Posted on 30th May 2018 by Master Removers

As arduous as we can, with some justification, find moving house, just imagine what it was like for Neanderthals and other early forms of man, who had to do it all without the benefit of lorries, vans, winches, levers and other forms of helpful equipment. They didn’t even have masking tape, let alone cardboard boxes and scissors. They had no telephones for organising friends and family to help out, and neither did they have sophisticated linguistic skills or writing materials. True, they had some advantages, such as not having to ask for time off work, but that’s almost the only one. And no, they didn’t have to contact utility companies and navigate infuriating, circuitous telephony menus in order to speak to someone, but that advantage came at a cost; they had no utilities. No instant light, heat or water. Try moving today without those resources, and you’ll soon start losing your temper.

But what exactly was the moving-in process like for cave-people? Let’s divide them into Neanderthals (from which modern man did not descend) and cavemen (from which he did). To us, Neanderthals might have appeared excessively hirsute and rather aggressive, but they weren’t without organisational instincts. Excavated rock shelters in Italy have led some scientists to conclude that caves were divided into levels, perhaps an early version of the fashionable mezzanine concept. The upper level was used for the storage of animal bones and was also possibly a cookery/food preparation area. The middle was more of a living/chill-out zone, sometimes including a fire-pit, while the bottom was a kind of workshop, where primitive tools were kept prior to going out hunting.

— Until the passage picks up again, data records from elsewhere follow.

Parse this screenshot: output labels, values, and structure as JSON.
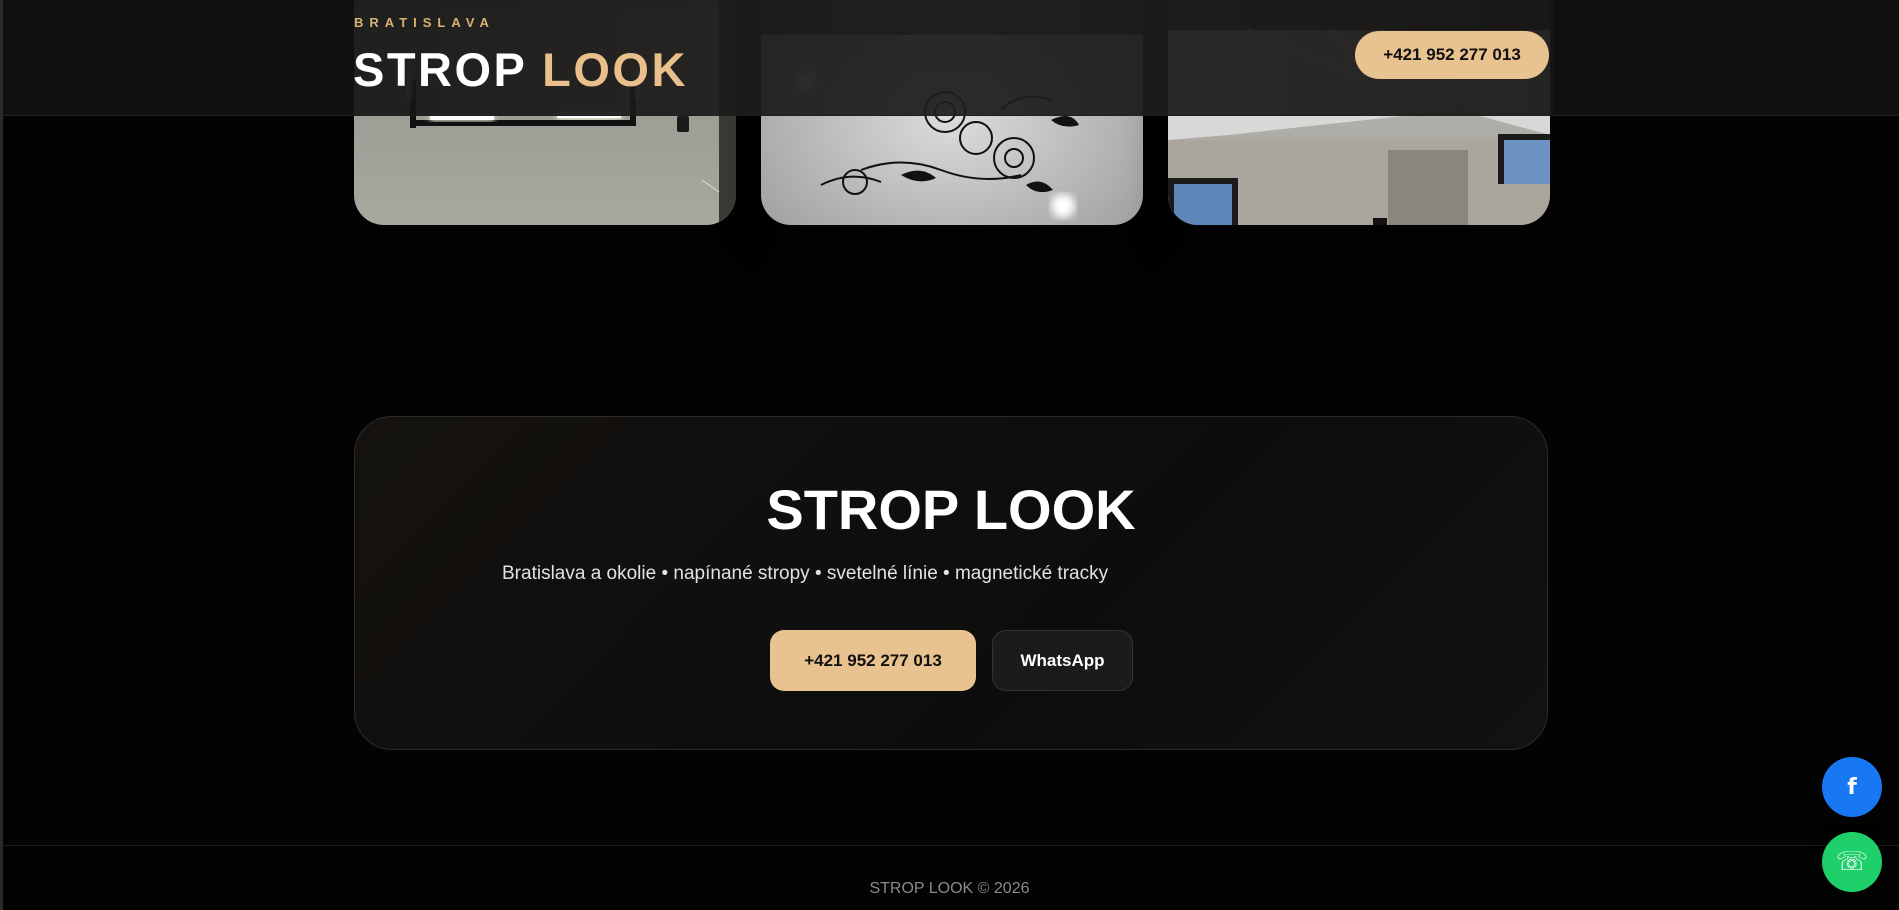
{
  "header": {
    "kicker": "BRATISLAVA",
    "brand_word1": "STROP",
    "brand_word2": "LOOK",
    "phone": "+421 952 277 013"
  },
  "gallery": {
    "photos": [
      {
        "subject": "ceiling with light lines"
      },
      {
        "subject": "ceiling with rose print"
      },
      {
        "subject": "room with light lines"
      }
    ]
  },
  "cta": {
    "title": "STROP LOOK",
    "subtitle": "Bratislava a okolie • napínané stropy • svetelné línie • magnetické tracky",
    "phone_label": "+421 952 277 013",
    "whatsapp_label": "WhatsApp"
  },
  "footer": {
    "copyright": "STROP LOOK © 2026"
  },
  "floating": {
    "facebook_glyph": "f",
    "call_glyph": "☏"
  },
  "colors": {
    "accent": "#e8c390",
    "background": "#030303",
    "facebook": "#1877f2",
    "call": "#1fcf6a"
  }
}
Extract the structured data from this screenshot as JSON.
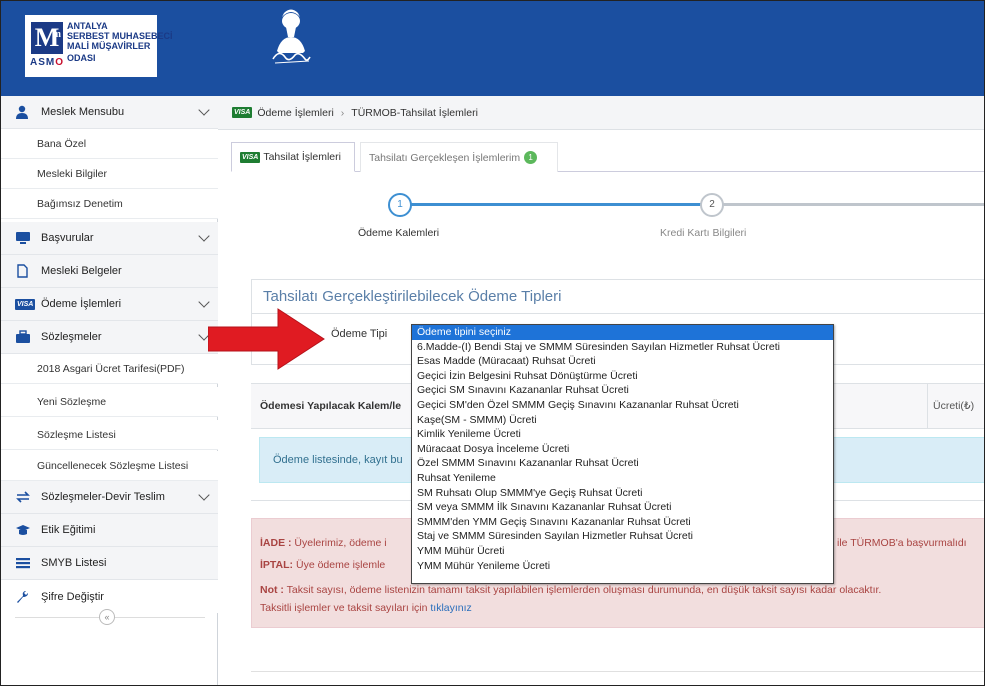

For years, organisational skills have been attributed to humans, but it’s clear that Neanderthals had a notion of interior design that wasn’t without common sense. They did not simply chuck all their stuff in a pile and make the best of it; they had an early version of the sitting room, wore jewellery, ate a better-balanced diet than some contemporary humans and buried their dead. They had a greater hand in civilisation than that with which they’ve sometimes been credited and an interest in style for style’s sake.

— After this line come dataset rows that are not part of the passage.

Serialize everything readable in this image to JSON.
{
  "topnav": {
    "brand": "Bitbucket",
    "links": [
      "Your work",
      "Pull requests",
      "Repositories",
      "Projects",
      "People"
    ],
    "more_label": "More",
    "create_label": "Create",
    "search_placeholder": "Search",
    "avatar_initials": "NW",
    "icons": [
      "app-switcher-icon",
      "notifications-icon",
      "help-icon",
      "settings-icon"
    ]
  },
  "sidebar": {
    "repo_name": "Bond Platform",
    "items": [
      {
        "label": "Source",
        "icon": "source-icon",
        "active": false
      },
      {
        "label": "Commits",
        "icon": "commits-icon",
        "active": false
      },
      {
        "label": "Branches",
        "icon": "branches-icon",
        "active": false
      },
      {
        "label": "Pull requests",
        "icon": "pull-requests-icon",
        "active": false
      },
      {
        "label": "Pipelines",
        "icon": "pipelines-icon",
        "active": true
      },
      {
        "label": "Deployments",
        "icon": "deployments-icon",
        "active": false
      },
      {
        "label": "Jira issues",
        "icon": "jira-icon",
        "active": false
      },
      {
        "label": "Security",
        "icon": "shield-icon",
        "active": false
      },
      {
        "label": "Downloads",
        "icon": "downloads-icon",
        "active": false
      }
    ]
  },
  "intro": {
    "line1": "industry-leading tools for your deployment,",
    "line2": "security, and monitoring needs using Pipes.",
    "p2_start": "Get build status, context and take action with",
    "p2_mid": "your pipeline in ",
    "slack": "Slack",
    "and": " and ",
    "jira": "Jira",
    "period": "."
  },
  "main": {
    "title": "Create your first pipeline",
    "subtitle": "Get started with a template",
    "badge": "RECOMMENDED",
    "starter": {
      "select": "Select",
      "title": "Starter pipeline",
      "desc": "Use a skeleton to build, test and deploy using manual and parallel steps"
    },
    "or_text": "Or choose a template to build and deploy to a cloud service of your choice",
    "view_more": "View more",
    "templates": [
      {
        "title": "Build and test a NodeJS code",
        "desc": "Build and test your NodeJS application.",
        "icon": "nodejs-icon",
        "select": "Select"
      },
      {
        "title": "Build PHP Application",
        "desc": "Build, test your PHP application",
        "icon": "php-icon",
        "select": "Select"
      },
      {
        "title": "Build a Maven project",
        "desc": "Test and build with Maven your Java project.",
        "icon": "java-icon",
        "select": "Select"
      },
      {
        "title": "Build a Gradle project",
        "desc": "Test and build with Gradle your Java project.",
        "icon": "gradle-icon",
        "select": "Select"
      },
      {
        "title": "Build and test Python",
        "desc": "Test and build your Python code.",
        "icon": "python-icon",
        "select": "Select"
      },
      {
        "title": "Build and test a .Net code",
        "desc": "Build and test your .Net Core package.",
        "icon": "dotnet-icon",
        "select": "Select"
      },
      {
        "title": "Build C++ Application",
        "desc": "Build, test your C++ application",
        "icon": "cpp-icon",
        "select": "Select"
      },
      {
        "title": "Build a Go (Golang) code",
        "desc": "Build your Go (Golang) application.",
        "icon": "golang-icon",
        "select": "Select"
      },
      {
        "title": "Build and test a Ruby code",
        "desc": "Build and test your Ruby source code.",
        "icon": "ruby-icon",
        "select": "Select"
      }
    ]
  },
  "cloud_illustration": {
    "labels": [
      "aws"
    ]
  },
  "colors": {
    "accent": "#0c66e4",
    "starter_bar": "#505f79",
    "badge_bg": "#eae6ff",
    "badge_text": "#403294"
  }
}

As for early man, the natural shape of caves had some bearing on how they were decorated. There might be passages and chambers, provided the natural architecture of the cave allowed it. Cave art was, by the time of the Ice Age, becoming increasingly sophisticated, with engravings of horse heads and stick men. Paintings of animals are sometimes thought to have been not just art but actually warnings, helping the community stay aware of which creatures posed a lethal threat. Sculptures, made with ivory, stone and clay, were also popular. If you’ve ever wondered what inspired the more surrealistic cave-art that you may have seen (the spirals and labyrinthine patterns), there’s some evidence that, upon moving in, cave people used hallucinogenics during their down-time. Plants with psychoactive ingredients were widely popular, leading to design work comprising ‘neural patterns’ – that is, patterns that reflect the structural content of the brain. Evidence taken from caves in both Spain and Japan have led archaeologists to make this particularly startling conclusion.

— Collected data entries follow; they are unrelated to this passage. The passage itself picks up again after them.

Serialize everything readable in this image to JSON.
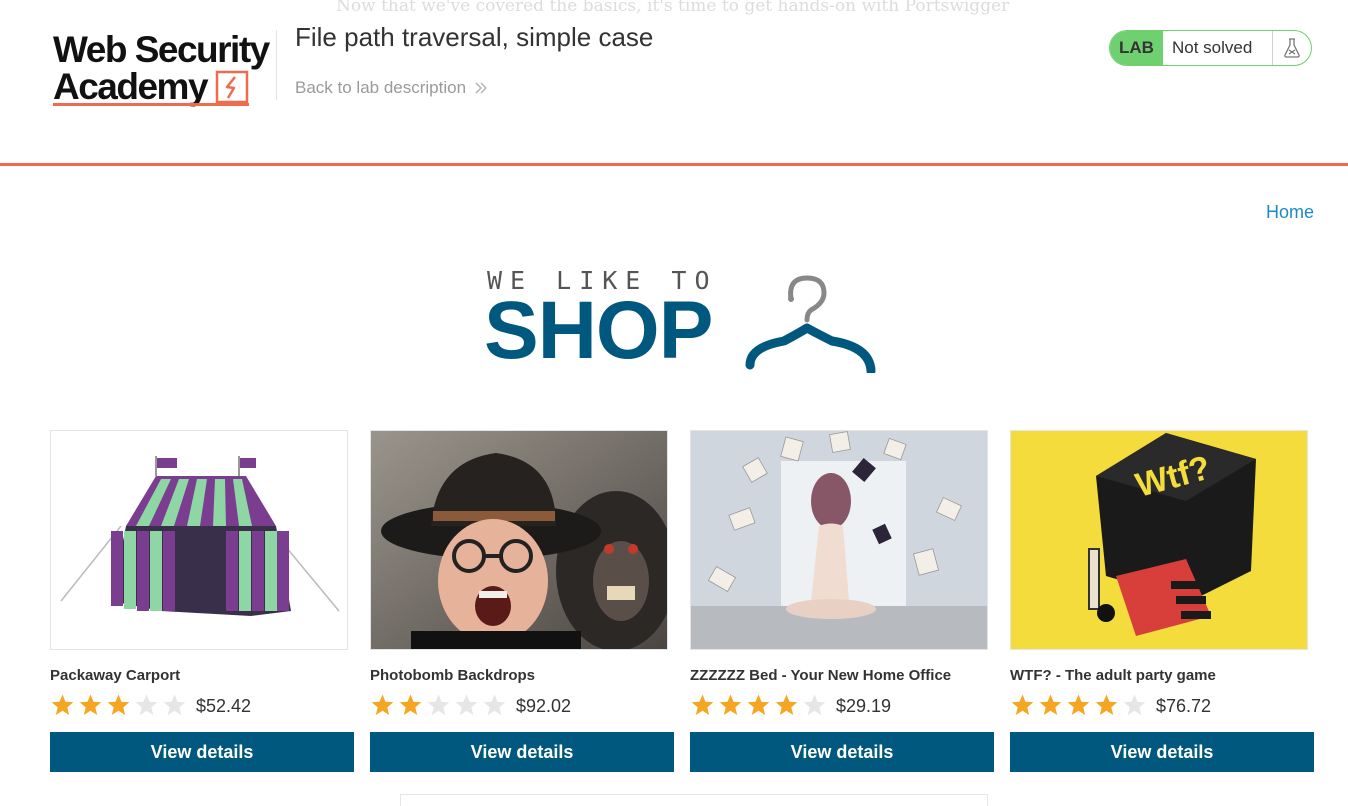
{
  "ghost_text": "Now that we've covered the basics, it's time to get hands-on with Portswigger",
  "header": {
    "logo_line1": "Web Security",
    "logo_line2": "Academy",
    "lab_title": "File path traversal, simple case",
    "back_link": "Back to lab description",
    "status_badge_label": "LAB",
    "status_text": "Not solved",
    "accent_color": "#ee6c4d",
    "status_color": "#6fd06f"
  },
  "nav": {
    "home": "Home"
  },
  "banner": {
    "tagline": "WE LIKE TO",
    "title": "SHOP",
    "brand_color": "#00587e"
  },
  "products": [
    {
      "name": "Packaway Carport",
      "rating": 3,
      "price": "$52.42",
      "button": "View details",
      "image": "striped-tent"
    },
    {
      "name": "Photobomb Backdrops",
      "rating": 2,
      "price": "$92.02",
      "button": "View details",
      "image": "man-with-monkey"
    },
    {
      "name": "ZZZZZZ Bed - Your New Home Office",
      "rating": 4,
      "price": "$29.19",
      "button": "View details",
      "image": "floating-books"
    },
    {
      "name": "WTF? - The adult party game",
      "rating": 4,
      "price": "$76.72",
      "button": "View details",
      "image": "game-box",
      "image_text": "Wtf?"
    }
  ]
}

Research has also revealed in recent years that early men used a form of paint to decorate walls and liked adding design features like zig-zags. Paint was made using animal fat, eggs and crushed minerals – a completely organic, non-toxic formula that would probably be hugely expensive if made today and peddled to families in Notting Hill. Stone Age settlements in the Orkneys have led to this and other revelations. In the 1980s, a Neolithic settlement was unearthed, including temples for worship. By 3000 BC, with caves now thoroughly passé, actual buildings made from stone were springing up. Yellows, browns, reds and oranges were the favoured decor colours. Hematite, a black mineral, was the popular paint ingredient, with the eggs or animal fats working as a binding agent. Sometimes spelled haematite, it could be crushed up and used to create a variety of pigments.

Moving ‘house’ in these early times was, therefore, not without its pleasures and excitements, its hopes and its dreams, and, as archaeological digs continue to bring new discoveries to light, it’s worth watching this space for further updates in the near further.